On 17th October 2013 I spent the afternoon at the House of Lords, giving a keynote for the British Federation of Women Graduates (BFWG). Founded in 1907, BFWG has been providing scholarships for women in their final year of degree study since 1912, and it regularly makes awards from its charity to women graduates undertaking postgraduate study and research. BFWG is committed to promoting women’s opportunities in education and public life; fostering local, national, and international friendships; and improving the lives of women and girls worldwide. As such, it was a great honour to be asked by this wonderful organisation to give a keynote at their annual House of Lords seminar, sponsored by Baroness Randerson of Roath Park. Each year the seminar has a theme, and this year’s was, “A woman’s right to know”. The three invited speakers were:
Dr Shuruq Naguib (Lancaster University): “Muslim women: Gender and religious authority”. This talk discussed how women are represented in the Qu’ran and in Islamic thought throughout history.

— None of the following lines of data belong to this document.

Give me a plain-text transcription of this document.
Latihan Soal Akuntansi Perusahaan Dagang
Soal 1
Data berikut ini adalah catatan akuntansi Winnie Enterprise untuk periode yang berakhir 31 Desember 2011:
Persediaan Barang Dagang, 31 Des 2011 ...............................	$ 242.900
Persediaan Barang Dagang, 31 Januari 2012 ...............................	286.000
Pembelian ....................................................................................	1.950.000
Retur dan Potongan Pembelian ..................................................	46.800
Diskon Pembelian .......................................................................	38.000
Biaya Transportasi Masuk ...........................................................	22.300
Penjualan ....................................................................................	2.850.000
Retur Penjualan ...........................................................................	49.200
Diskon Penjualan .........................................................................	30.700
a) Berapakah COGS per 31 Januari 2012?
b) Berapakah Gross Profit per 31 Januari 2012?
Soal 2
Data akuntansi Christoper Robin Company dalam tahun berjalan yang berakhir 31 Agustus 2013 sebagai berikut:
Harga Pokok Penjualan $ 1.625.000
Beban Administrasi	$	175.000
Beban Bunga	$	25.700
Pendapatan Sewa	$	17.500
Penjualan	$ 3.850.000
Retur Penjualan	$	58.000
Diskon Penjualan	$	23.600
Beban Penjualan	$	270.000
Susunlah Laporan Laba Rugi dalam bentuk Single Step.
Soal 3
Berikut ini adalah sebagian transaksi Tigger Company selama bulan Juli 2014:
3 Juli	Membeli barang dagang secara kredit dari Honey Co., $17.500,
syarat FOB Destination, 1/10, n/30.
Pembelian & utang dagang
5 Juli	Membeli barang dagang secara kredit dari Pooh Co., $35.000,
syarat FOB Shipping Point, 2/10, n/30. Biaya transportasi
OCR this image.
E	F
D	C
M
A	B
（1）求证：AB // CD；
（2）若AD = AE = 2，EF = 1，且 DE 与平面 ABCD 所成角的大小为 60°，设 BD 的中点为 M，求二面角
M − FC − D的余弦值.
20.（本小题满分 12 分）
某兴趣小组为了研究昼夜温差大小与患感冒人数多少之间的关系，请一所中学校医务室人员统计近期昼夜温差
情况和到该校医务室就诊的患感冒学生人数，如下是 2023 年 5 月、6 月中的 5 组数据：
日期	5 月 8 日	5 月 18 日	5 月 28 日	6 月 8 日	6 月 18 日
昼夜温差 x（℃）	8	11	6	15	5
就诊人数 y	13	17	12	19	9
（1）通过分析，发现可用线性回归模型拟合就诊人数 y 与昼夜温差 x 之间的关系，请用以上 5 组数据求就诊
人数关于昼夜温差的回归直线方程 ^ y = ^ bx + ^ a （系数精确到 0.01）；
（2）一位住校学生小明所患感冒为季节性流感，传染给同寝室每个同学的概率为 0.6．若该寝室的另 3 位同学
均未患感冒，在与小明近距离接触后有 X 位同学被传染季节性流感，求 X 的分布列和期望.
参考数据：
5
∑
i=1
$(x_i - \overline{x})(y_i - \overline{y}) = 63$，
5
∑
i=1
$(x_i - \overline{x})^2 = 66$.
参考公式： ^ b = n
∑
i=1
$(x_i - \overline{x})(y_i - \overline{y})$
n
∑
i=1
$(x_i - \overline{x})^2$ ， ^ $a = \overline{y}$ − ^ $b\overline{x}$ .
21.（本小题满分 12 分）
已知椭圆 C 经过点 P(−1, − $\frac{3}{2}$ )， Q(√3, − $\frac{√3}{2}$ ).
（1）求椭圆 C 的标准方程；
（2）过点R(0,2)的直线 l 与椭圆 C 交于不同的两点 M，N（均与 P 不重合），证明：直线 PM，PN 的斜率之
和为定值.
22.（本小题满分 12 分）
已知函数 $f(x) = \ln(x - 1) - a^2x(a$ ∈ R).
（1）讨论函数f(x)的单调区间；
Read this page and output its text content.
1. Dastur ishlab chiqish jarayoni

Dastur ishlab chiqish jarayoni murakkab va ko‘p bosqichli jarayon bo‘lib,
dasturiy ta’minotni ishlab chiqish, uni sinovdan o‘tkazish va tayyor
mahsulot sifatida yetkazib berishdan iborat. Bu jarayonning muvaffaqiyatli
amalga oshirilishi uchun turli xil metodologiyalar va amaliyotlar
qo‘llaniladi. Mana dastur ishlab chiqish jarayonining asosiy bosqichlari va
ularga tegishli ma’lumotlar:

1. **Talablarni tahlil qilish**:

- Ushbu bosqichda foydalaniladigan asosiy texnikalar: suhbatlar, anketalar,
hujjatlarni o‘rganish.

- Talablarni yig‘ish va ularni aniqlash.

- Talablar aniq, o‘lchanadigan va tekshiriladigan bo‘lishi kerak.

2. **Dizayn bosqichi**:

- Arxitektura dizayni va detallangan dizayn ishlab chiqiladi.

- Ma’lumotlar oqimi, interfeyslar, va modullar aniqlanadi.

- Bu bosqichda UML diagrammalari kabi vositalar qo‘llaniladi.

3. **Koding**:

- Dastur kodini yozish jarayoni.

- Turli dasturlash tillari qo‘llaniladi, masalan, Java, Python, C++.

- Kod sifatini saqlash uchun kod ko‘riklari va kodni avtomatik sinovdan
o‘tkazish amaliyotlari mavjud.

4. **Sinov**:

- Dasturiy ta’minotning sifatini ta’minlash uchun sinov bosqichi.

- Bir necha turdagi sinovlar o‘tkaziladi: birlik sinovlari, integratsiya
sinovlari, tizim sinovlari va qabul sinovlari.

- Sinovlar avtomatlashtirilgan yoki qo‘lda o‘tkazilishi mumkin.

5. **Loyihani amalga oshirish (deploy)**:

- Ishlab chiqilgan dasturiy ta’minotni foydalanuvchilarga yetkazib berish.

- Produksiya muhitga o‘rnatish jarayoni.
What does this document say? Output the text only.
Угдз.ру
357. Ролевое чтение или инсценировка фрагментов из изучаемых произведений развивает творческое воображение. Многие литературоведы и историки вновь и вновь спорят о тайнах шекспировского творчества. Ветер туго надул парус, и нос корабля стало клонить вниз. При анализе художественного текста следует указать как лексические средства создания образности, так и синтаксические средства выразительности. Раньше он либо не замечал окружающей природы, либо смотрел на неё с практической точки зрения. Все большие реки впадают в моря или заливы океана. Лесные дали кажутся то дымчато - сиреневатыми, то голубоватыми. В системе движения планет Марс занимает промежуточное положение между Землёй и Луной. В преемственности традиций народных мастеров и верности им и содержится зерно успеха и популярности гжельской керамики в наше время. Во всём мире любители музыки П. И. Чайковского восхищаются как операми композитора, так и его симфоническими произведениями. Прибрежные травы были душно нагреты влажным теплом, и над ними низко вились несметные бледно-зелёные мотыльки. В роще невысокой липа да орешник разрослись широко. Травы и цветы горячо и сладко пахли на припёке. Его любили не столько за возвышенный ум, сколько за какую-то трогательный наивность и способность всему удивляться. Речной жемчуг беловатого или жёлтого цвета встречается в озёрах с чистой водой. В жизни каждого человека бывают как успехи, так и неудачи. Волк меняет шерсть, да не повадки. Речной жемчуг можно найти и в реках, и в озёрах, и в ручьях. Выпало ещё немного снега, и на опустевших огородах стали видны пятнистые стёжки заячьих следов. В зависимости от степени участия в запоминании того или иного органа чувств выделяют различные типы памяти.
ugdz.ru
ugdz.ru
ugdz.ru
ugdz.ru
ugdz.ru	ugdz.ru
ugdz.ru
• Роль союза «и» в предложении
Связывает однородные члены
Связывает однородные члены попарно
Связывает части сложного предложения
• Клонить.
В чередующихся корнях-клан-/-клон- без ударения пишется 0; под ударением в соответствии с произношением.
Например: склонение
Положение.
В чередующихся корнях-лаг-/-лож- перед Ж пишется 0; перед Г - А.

Sian West (University of Kent): “Restorative justice: Does it work?” This talk considered the benefits of restorative justice and the role of women as victims or perpetrators in the social context in which they find themselves.
Dr Claire Hardaker (Lancaster University): “Meaning and meanness: Disconnecting the online threat from the offline reality”. In this talk, I covered four major areas: (1) What does the term trolling mean? (2) What motivations seem to prompt individuals to troll? (3) How is trolling carried out? And (4) How do those who troll “rationalise” their behaviour? (The slides for this talk can be accessed here.)
My many thanks to BFWG President Jenny Morley, to Vice-President Gabrielle Suff, to The Baroness Randerson, and to all the guests and attendees who made my visit especially warm, friendly, and hospitable. (Pictures of the seminar and lunch can be found here.)